John Dickinson

7th Period: Stephen N, Dorian M, and Sabrina O.

John Dickinson

John Dickinson, born in Talbot County, Maryland, on November 8, 1732, lived as a statesman and political pamphleteer. His wealthy family, who had originally come over with his great-grandfather in 1654 from England, owned extensive land in both Delaware and Maryland their holdings had increased with each generation. This gave them ample land to build and run profitable agricultural plantations that benefitted greatly from slave labor. John Dickinson spent his childhood home-schooled until the age of 18 when he began to study law. At the age of 21, Dickinson went to London for four years to complete his legal training. He then returned to Philadelphia and opened up a law office where he earned an excellent reputation.

John Dickinson was an American lawyer and politician from Philadelphia, Pennsylvania and Wilmington, Delaware. Dickinson was a patriot so he was loyal to the colonial America's. While Dickinson was loyal to the colonists, he was also loyal to the English people because he chose to abstain from voting to become independent as he felt that the fledgling United States didn’t have a governing doctrine nor would they have any foreign allies to recognize them as sovereign. Because of these views, he opposed the Declaration of Independence and left the second continental congress before the vote, which caused his popularity in the political arena to begin to sharply decline. He became disgruntled with the leadership in Pennsylvania and retired from the Pennsylvania Assembly.

John Dickinson continued his public career in the Stamp Act Congress of 1765 and he passed an Anti-Stamp Act resolution which, although largely ignored by London, showed that he believed the crown was in the wrong. In 1768, he began to publish his” "Letters from a Farmer in Pennsylvania to the Inhabitants of the British Colonies” which had a larger effect on London as people in both the colonies and Britain read his thoughts on how the Stamp Act violated the liberties of the colonists. Because of his letters and their cautious attitude towards what Dickinson viewed as encroachment by the British upon the rights of the colonists, he was given the title of “Penman of the Revolution” as his writings inspired others to challenge the status quo of British rule very early on. He was given the task of drafting the Declaration of Rights and Grievances. Dickinson served as a large player in the American Revolution by informing the citizens of America to disregard laws like the Stamp Act. John Dickinson joined the First Continental Congress in October 1774. He played a large role in writing the Declaration of Rights and Grievances. He also played an active role in the Second Continental Congress in May 1775. In June 1775, Dickinson prepared the final draft of the Congress’s “Declaration of the Causes and Necessity of Taking up Arms”, which he wrote with Thomas Jefferson and this document was used as a list of reasons that the colonists felt necessitated them to declare independence from Britain. Dickinson however remained set on reconciliation, as evidenced by his Olive Branch Petition to King George III and tried to stay in opposition to extreme action by the colonies but ultimately failed. At this point, he left the Second Continental Congress and became a member of the Pennsylvania Associators and rose to the rank of Brigadier General during the Revolutionary War.

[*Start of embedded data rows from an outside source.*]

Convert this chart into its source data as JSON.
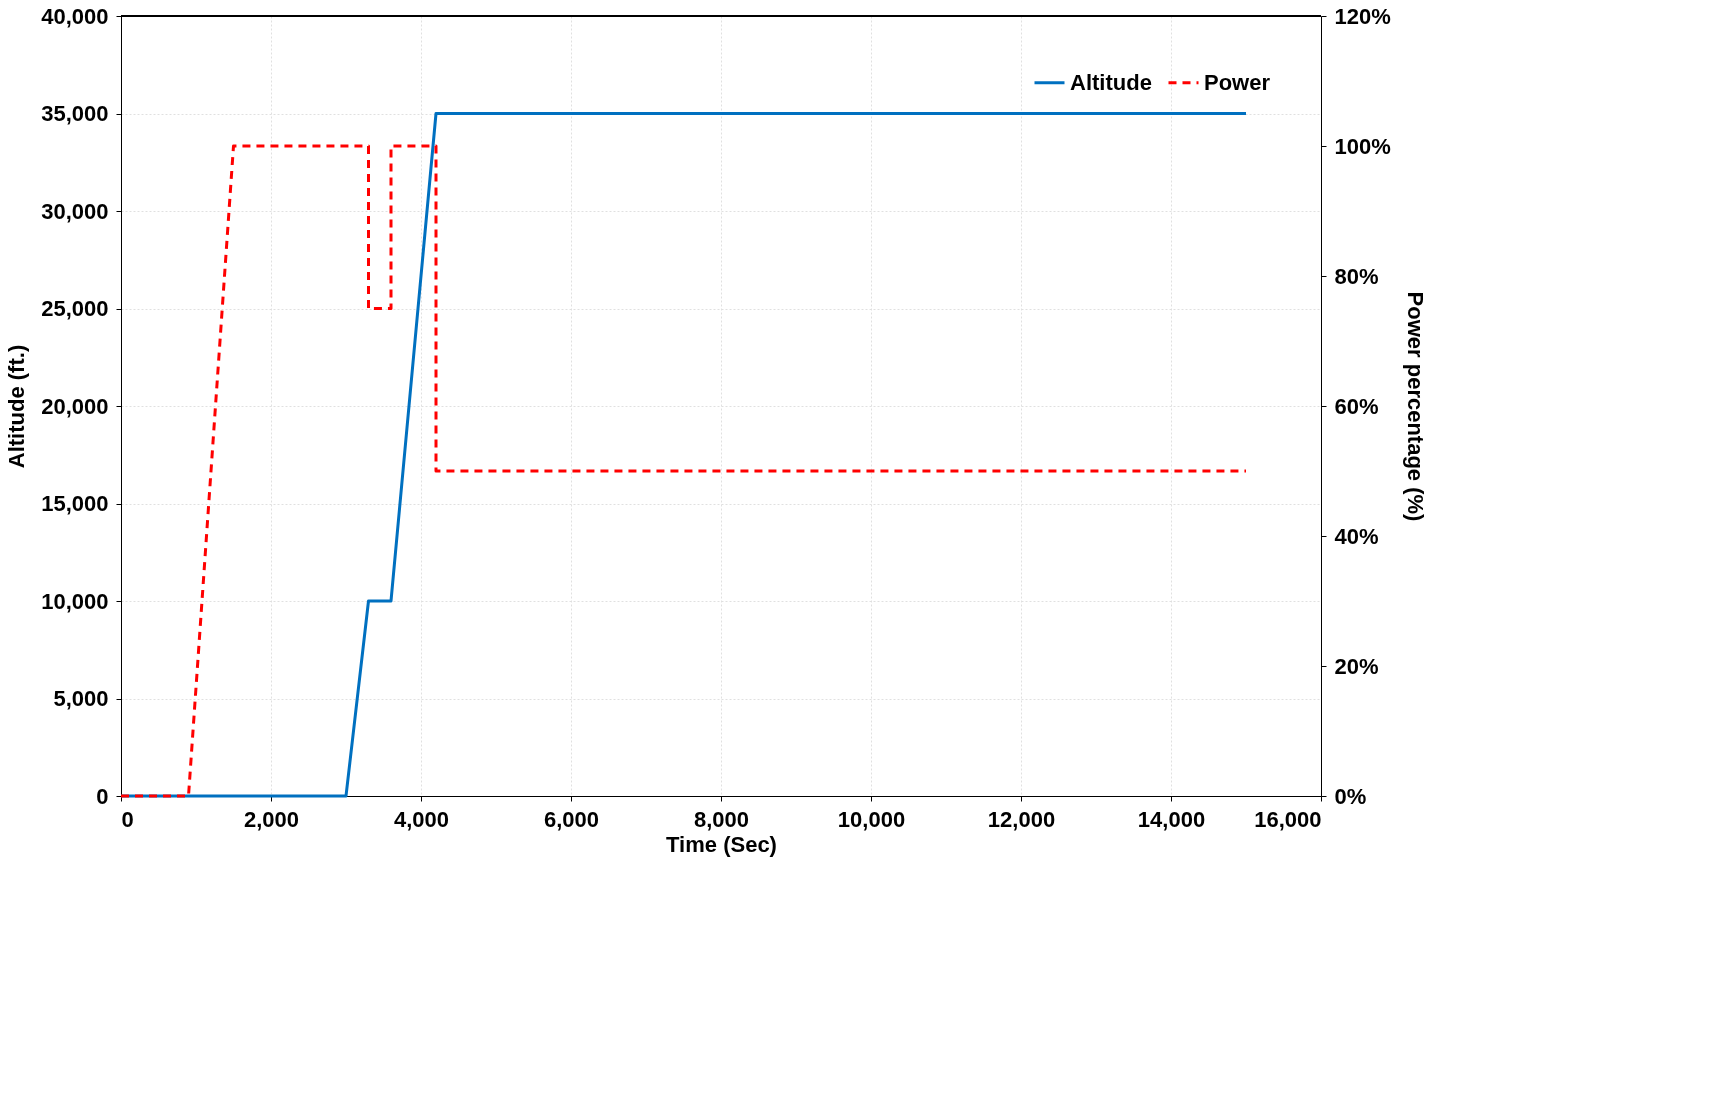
{
  "chart_data": {
    "type": "line",
    "xlabel": "Time (Sec)",
    "ylabel": "Altitude (ft.)",
    "y2label": "Power percentage (%)",
    "xlim": [
      0,
      16000
    ],
    "ylim": [
      0,
      40000
    ],
    "y2lim": [
      0,
      120
    ],
    "xticks": [
      0,
      {
        "value": 2000,
        "label": "2,000"
      },
      {
        "value": 4000,
        "label": "4,000"
      },
      {
        "value": 6000,
        "label": "6,000"
      },
      {
        "value": 8000,
        "label": "8,000"
      },
      {
        "value": 10000,
        "label": "10,000"
      },
      {
        "value": 12000,
        "label": "12,000"
      },
      {
        "value": 14000,
        "label": "14,000"
      },
      {
        "value": 16000,
        "label": "16,000"
      }
    ],
    "yticks": [
      0,
      {
        "value": 5000,
        "label": "5,000"
      },
      {
        "value": 10000,
        "label": "10,000"
      },
      {
        "value": 15000,
        "label": "15,000"
      },
      {
        "value": 20000,
        "label": "20,000"
      },
      {
        "value": 25000,
        "label": "25,000"
      },
      {
        "value": 30000,
        "label": "30,000"
      },
      {
        "value": 35000,
        "label": "35,000"
      },
      {
        "value": 40000,
        "label": "40,000"
      }
    ],
    "y2ticks": [
      {
        "value": 0,
        "label": "0%"
      },
      {
        "value": 20,
        "label": "20%"
      },
      {
        "value": 40,
        "label": "40%"
      },
      {
        "value": 60,
        "label": "60%"
      },
      {
        "value": 80,
        "label": "80%"
      },
      {
        "value": 100,
        "label": "100%"
      },
      {
        "value": 120,
        "label": "120%"
      }
    ],
    "grid": true,
    "legend": "top right",
    "marker": "none",
    "series": [
      {
        "name": "Altitude",
        "color": "#0070c0",
        "line_style": "solid",
        "x": [
          0,
          3000,
          3300,
          3600,
          4200,
          15000
        ],
        "values": [
          0,
          0,
          10000,
          10000,
          35000,
          35000
        ]
      },
      {
        "name": "Power",
        "color": "#ff0000",
        "line_style": "dashed",
        "axis": "y2",
        "x": [
          0,
          900,
          1500,
          3300,
          3300,
          3600,
          3600,
          4200,
          4200,
          15000
        ],
        "values": [
          0,
          0,
          100,
          100,
          75,
          75,
          100,
          100,
          50,
          50
        ]
      }
    ]
  }
}
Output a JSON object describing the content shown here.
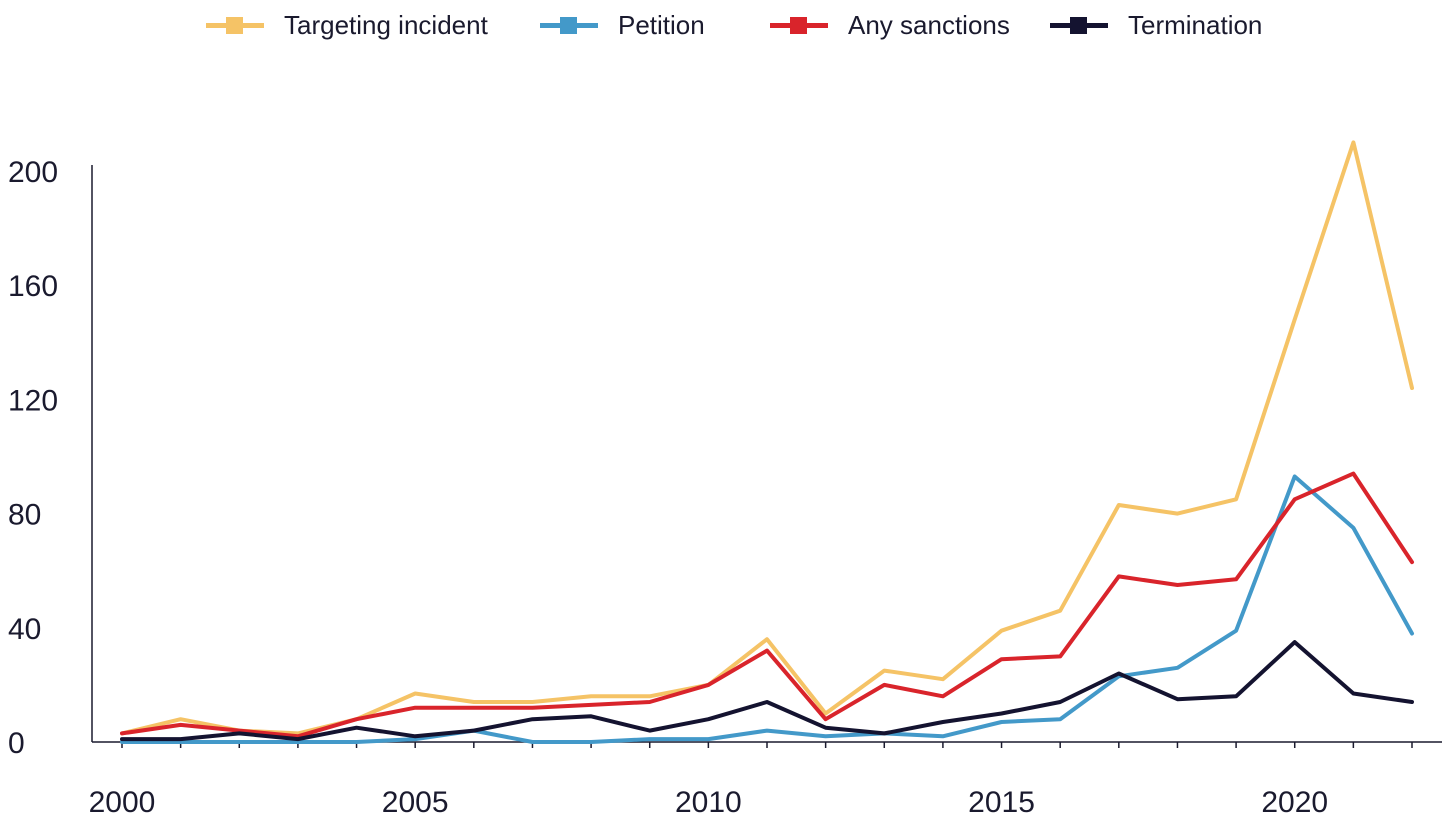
{
  "chart_data": {
    "type": "line",
    "title": "",
    "xlabel": "",
    "ylabel": "",
    "xlim": [
      2000,
      2022
    ],
    "ylim": [
      0,
      200
    ],
    "x": [
      2000,
      2001,
      2002,
      2003,
      2004,
      2005,
      2006,
      2007,
      2008,
      2009,
      2010,
      2011,
      2012,
      2013,
      2014,
      2015,
      2016,
      2017,
      2018,
      2019,
      2020,
      2021,
      2022
    ],
    "x_ticks": [
      "2000",
      "2005",
      "2010",
      "2015",
      "2020"
    ],
    "y_ticks": [
      "0",
      "40",
      "80",
      "120",
      "160",
      "200"
    ],
    "grid": false,
    "legend_position": "top",
    "series": [
      {
        "name": "Targeting incident",
        "color": "#f5c366",
        "values": [
          3,
          8,
          4,
          3,
          8,
          17,
          14,
          14,
          16,
          16,
          20,
          36,
          10,
          25,
          22,
          39,
          46,
          83,
          80,
          85,
          148,
          210,
          124
        ]
      },
      {
        "name": "Petition",
        "color": "#4399c9",
        "values": [
          0,
          0,
          0,
          0,
          0,
          1,
          4,
          0,
          0,
          1,
          1,
          4,
          2,
          3,
          2,
          7,
          8,
          23,
          26,
          39,
          93,
          75,
          38
        ]
      },
      {
        "name": "Any sanctions",
        "color": "#d9242b",
        "values": [
          3,
          6,
          4,
          2,
          8,
          12,
          12,
          12,
          13,
          14,
          20,
          32,
          8,
          20,
          16,
          29,
          30,
          58,
          55,
          57,
          85,
          94,
          63
        ]
      },
      {
        "name": "Termination",
        "color": "#141330",
        "values": [
          1,
          1,
          3,
          1,
          5,
          2,
          4,
          8,
          9,
          4,
          8,
          14,
          5,
          3,
          7,
          10,
          14,
          24,
          15,
          16,
          35,
          17,
          14
        ]
      }
    ]
  }
}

Merriam Webster defines integrity as a strict adherence to a code of especially moral or artistic values.

John Dickinson showed great integrity in that he clung to his beliefs of reconciliation and beliefs of how the government should be run even when it was clear that he fought against the majority: such as when he decided not to sign the Declaration of Independence because he felt that reparations could still be made. Also, even though his official stand was on the side of the colonists and he felt they deserved all political rights guaranteed in English doctrine, he believed in doing this through nonviolent means. He managed to get the help of several very powerful British merchants to side with them. Even though he wanted to have the colonies and Britain settle their differences nonviolently, he had no qualms about fighting if need be. He was one of the first to sign up and was made a brigadier general in the militia before he retired. After the war, he helped draft and sign the Articles of Confederation. But with the Articles making the government and laws inefficient, he was called to attend the Philadelphia Convention and was a major architect in the Great Compromise that created the House of Representatives and the Senate.

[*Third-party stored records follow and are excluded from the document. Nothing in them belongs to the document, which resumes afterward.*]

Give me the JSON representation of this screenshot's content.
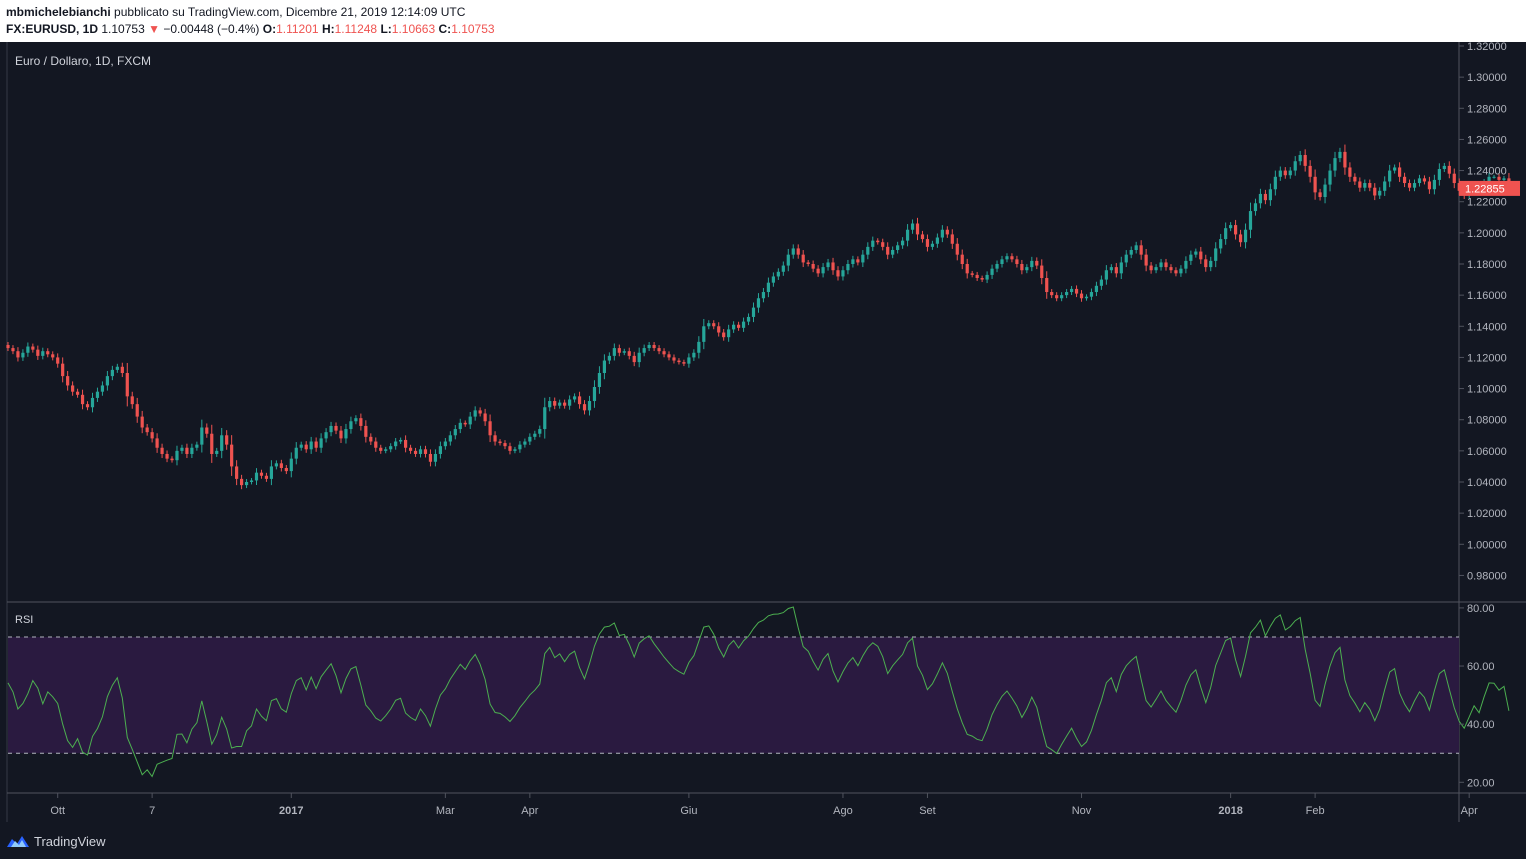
{
  "header": {
    "author": "mbmichelebianchi",
    "published_text": "pubblicato su TradingView.com, Dicembre 21, 2019 12:14:09 UTC",
    "symbol": "FX:EURUSD, 1D",
    "last_price": "1.10753",
    "change_arrow": "▼",
    "change": "−0.00448 (−0.4%)",
    "open_label": "O:",
    "open_value": "1.11201",
    "high_label": "H:",
    "high_value": "1.11248",
    "low_label": "L:",
    "low_value": "1.10663",
    "close_label": "C:",
    "close_value": "1.10753"
  },
  "footer": {
    "brand": "TradingView"
  },
  "colors": {
    "background": "#131722",
    "up": "#26a69a",
    "down": "#ef5350",
    "rsi_line": "#4caf50",
    "rsi_band": "#2a1a40",
    "axis_text": "#b2b5be"
  },
  "chart_data": [
    {
      "type": "candlestick",
      "title": "Euro / Dollaro, 1D, FXCM",
      "ylim": [
        0.97,
        1.32
      ],
      "yticks": [
        "0.98000",
        "1.00000",
        "1.02000",
        "1.04000",
        "1.06000",
        "1.08000",
        "1.10000",
        "1.12000",
        "1.14000",
        "1.16000",
        "1.18000",
        "1.20000",
        "1.22000",
        "1.24000",
        "1.26000",
        "1.28000",
        "1.30000",
        "1.32000"
      ],
      "xticks": [
        {
          "label": "Ott",
          "index": 10,
          "bold": false
        },
        {
          "label": "7",
          "index": 29,
          "bold": false
        },
        {
          "label": "2017",
          "index": 57,
          "bold": true
        },
        {
          "label": "Mar",
          "index": 88,
          "bold": false
        },
        {
          "label": "Apr",
          "index": 105,
          "bold": false
        },
        {
          "label": "Giu",
          "index": 137,
          "bold": false
        },
        {
          "label": "Ago",
          "index": 168,
          "bold": false
        },
        {
          "label": "Set",
          "index": 185,
          "bold": false
        },
        {
          "label": "Nov",
          "index": 216,
          "bold": false
        },
        {
          "label": "2018",
          "index": 246,
          "bold": true
        },
        {
          "label": "Feb",
          "index": 263,
          "bold": false
        },
        {
          "label": "Apr",
          "index": 294,
          "bold": false
        }
      ],
      "last_price_label": "1.22855",
      "last_price_value": 1.22855,
      "closes": [
        1.126,
        1.124,
        1.12,
        1.123,
        1.127,
        1.125,
        1.121,
        1.124,
        1.122,
        1.12,
        1.116,
        1.108,
        1.102,
        1.098,
        1.096,
        1.09,
        1.088,
        1.094,
        1.098,
        1.102,
        1.108,
        1.112,
        1.114,
        1.11,
        1.095,
        1.09,
        1.082,
        1.075,
        1.072,
        1.068,
        1.062,
        1.058,
        1.055,
        1.054,
        1.06,
        1.062,
        1.058,
        1.062,
        1.064,
        1.075,
        1.071,
        1.058,
        1.06,
        1.07,
        1.064,
        1.05,
        1.042,
        1.038,
        1.04,
        1.041,
        1.046,
        1.044,
        1.042,
        1.05,
        1.052,
        1.049,
        1.047,
        1.055,
        1.062,
        1.064,
        1.061,
        1.066,
        1.062,
        1.068,
        1.072,
        1.076,
        1.073,
        1.068,
        1.074,
        1.079,
        1.081,
        1.076,
        1.069,
        1.066,
        1.062,
        1.06,
        1.061,
        1.063,
        1.066,
        1.067,
        1.062,
        1.06,
        1.058,
        1.061,
        1.058,
        1.053,
        1.058,
        1.063,
        1.066,
        1.07,
        1.074,
        1.078,
        1.077,
        1.082,
        1.086,
        1.084,
        1.079,
        1.07,
        1.066,
        1.065,
        1.063,
        1.06,
        1.061,
        1.064,
        1.066,
        1.069,
        1.071,
        1.074,
        1.088,
        1.092,
        1.089,
        1.091,
        1.089,
        1.093,
        1.095,
        1.09,
        1.086,
        1.092,
        1.101,
        1.11,
        1.118,
        1.121,
        1.126,
        1.123,
        1.124,
        1.121,
        1.117,
        1.123,
        1.126,
        1.128,
        1.126,
        1.124,
        1.122,
        1.12,
        1.118,
        1.117,
        1.116,
        1.12,
        1.123,
        1.13,
        1.14,
        1.142,
        1.14,
        1.136,
        1.133,
        1.138,
        1.141,
        1.139,
        1.143,
        1.146,
        1.152,
        1.158,
        1.162,
        1.168,
        1.172,
        1.175,
        1.179,
        1.186,
        1.19,
        1.186,
        1.181,
        1.18,
        1.177,
        1.174,
        1.178,
        1.181,
        1.176,
        1.172,
        1.176,
        1.18,
        1.183,
        1.181,
        1.186,
        1.191,
        1.195,
        1.194,
        1.191,
        1.186,
        1.189,
        1.192,
        1.195,
        1.202,
        1.206,
        1.199,
        1.196,
        1.191,
        1.193,
        1.197,
        1.202,
        1.199,
        1.193,
        1.186,
        1.18,
        1.174,
        1.173,
        1.171,
        1.17,
        1.173,
        1.177,
        1.18,
        1.183,
        1.185,
        1.183,
        1.18,
        1.176,
        1.178,
        1.182,
        1.179,
        1.171,
        1.162,
        1.16,
        1.158,
        1.16,
        1.162,
        1.164,
        1.161,
        1.158,
        1.159,
        1.162,
        1.166,
        1.17,
        1.176,
        1.178,
        1.174,
        1.181,
        1.186,
        1.189,
        1.192,
        1.186,
        1.179,
        1.176,
        1.178,
        1.181,
        1.178,
        1.176,
        1.174,
        1.177,
        1.182,
        1.186,
        1.188,
        1.183,
        1.178,
        1.182,
        1.19,
        1.196,
        1.203,
        1.205,
        1.199,
        1.194,
        1.202,
        1.214,
        1.219,
        1.225,
        1.221,
        1.228,
        1.236,
        1.24,
        1.237,
        1.24,
        1.246,
        1.25,
        1.243,
        1.236,
        1.226,
        1.223,
        1.231,
        1.24,
        1.248,
        1.252,
        1.242,
        1.236,
        1.233,
        1.229,
        1.232,
        1.229,
        1.224,
        1.227,
        1.233,
        1.24,
        1.242,
        1.236,
        1.232,
        1.229,
        1.232,
        1.235,
        1.233,
        1.228,
        1.234,
        1.241,
        1.243,
        1.238,
        1.232,
        1.227,
        1.224,
        1.227,
        1.23,
        1.228,
        1.232,
        1.236,
        1.236,
        1.234,
        1.235,
        1.22855
      ]
    },
    {
      "type": "line",
      "title": "RSI",
      "ylim": [
        17,
        81
      ],
      "yticks": [
        "20.00",
        "40.00",
        "60.00",
        "80.00"
      ],
      "upper_band": 70,
      "lower_band": 30,
      "values": [
        54.2,
        51.1,
        45.2,
        47.1,
        50.5,
        55.0,
        52.4,
        47.0,
        51.1,
        49.4,
        47.1,
        40.0,
        34.3,
        32.0,
        35.0,
        30.4,
        29.4,
        35.8,
        38.5,
        42.5,
        49.5,
        53.4,
        56.0,
        49.0,
        35.4,
        31.3,
        27.0,
        22.6,
        24.3,
        22.0,
        26.2,
        26.9,
        27.6,
        28.2,
        36.5,
        36.6,
        33.6,
        38.3,
        40.5,
        48.0,
        40.8,
        33.1,
        36.4,
        42.4,
        38.3,
        31.8,
        32.3,
        32.3,
        37.7,
        39.4,
        45.2,
        42.7,
        41.2,
        48.1,
        48.8,
        45.3,
        44.1,
        50.5,
        55.0,
        56.0,
        51.8,
        56.2,
        52.2,
        56.3,
        58.6,
        60.8,
        56.7,
        50.8,
        55.7,
        59.0,
        59.8,
        53.4,
        46.6,
        44.6,
        42.1,
        41.1,
        42.9,
        45.2,
        48.2,
        48.9,
        43.8,
        42.3,
        41.3,
        45.2,
        42.9,
        39.3,
        45.2,
        50.0,
        52.2,
        55.5,
        58.1,
        60.6,
        58.8,
        61.8,
        64.0,
        60.6,
        55.4,
        46.9,
        44.0,
        43.7,
        42.5,
        40.9,
        42.9,
        45.7,
        47.8,
        50.1,
        51.7,
        53.8,
        64.3,
        66.4,
        62.9,
        64.2,
        61.5,
        64.0,
        65.1,
        59.5,
        55.6,
        60.8,
        66.9,
        71.0,
        73.4,
        73.7,
        74.8,
        70.5,
        70.9,
        67.4,
        63.1,
        67.9,
        69.4,
        70.4,
        67.7,
        65.4,
        63.1,
        61.1,
        59.2,
        58.1,
        57.2,
        61.2,
        63.6,
        68.5,
        73.4,
        73.8,
        71.0,
        66.2,
        63.1,
        67.0,
        68.8,
        66.2,
        68.7,
        70.3,
        72.9,
        75.0,
        75.8,
        77.3,
        77.8,
        77.9,
        78.4,
        79.8,
        80.3,
        73.2,
        66.7,
        65.1,
        61.6,
        58.6,
        62.3,
        64.3,
        58.3,
        54.5,
        58.1,
        61.0,
        62.9,
        60.1,
        63.5,
        66.3,
        68.0,
        66.8,
        63.2,
        57.4,
        60.1,
        62.1,
        64.0,
        68.0,
        69.6,
        60.0,
        56.8,
        51.9,
        53.9,
        57.3,
        61.1,
        57.5,
        51.2,
        45.3,
        40.5,
        36.5,
        35.9,
        34.8,
        34.3,
        38.3,
        43.3,
        46.7,
        49.6,
        51.4,
        49.0,
        46.2,
        42.3,
        45.3,
        49.3,
        45.8,
        38.6,
        32.3,
        31.2,
        29.9,
        33.0,
        35.9,
        38.6,
        35.2,
        32.3,
        33.9,
        37.9,
        43.3,
        48.2,
        54.3,
        56.0,
        51.2,
        57.1,
        60.1,
        61.9,
        63.3,
        55.3,
        48.1,
        45.9,
        48.6,
        51.4,
        48.1,
        46.0,
        44.1,
        48.1,
        53.4,
        57.0,
        58.7,
        52.7,
        47.4,
        52.6,
        60.2,
        64.5,
        68.8,
        69.6,
        62.1,
        56.4,
        63.3,
        71.4,
        73.4,
        75.8,
        70.4,
        73.7,
        76.4,
        77.6,
        72.4,
        73.6,
        75.6,
        76.7,
        65.7,
        57.6,
        48.2,
        46.1,
        53.6,
        60.0,
        64.6,
        66.4,
        55.2,
        49.8,
        47.2,
        44.3,
        47.4,
        45.1,
        41.2,
        45.1,
        51.9,
        57.9,
        59.1,
        50.7,
        46.9,
        44.3,
        48.0,
        51.1,
        49.2,
        44.8,
        51.5,
        57.4,
        58.7,
        52.0,
        45.6,
        41.0,
        38.6,
        42.5,
        46.3,
        43.9,
        49.4,
        54.2,
        54.1,
        51.7,
        53.0,
        44.6
      ]
    }
  ]
}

Citizenship is the connection between a person a group of states or a country that necessitates the person fulfill their economic and political obligations to the nation and additionally act in such a manner that would not harm the nation in any ways.

John Dickinson was neither a poor British citizen nor was he a fine British citizen as his actions were contradictory leading up to the Declaration a . On one hand he nearly renounced his British citizenship as he was part of the both the first and second continental congresses , which led to the drafting of the declaration of independence, he provided multiple declarations found in the the articles of confederation which became the governing document of the fledgling USA and he was a brigadier general for the Pennsylvania Associators during the revolutionary war. In spite of these actions against Britain, he also proved that he held his British citizenship in high esteem as he refused to vote for independence during the second continental congress, he offered the olive branch petition to King George in an attempt to avoid a war between the colonies and Britain and he left the the second continental congress voluntarily to protest the signing of the declaration. In the end, Dickinson's actions proved that he was not a truly loyal citizen of Britain but he felt that his citizenship and heritage from Britain were still important parts of his identity.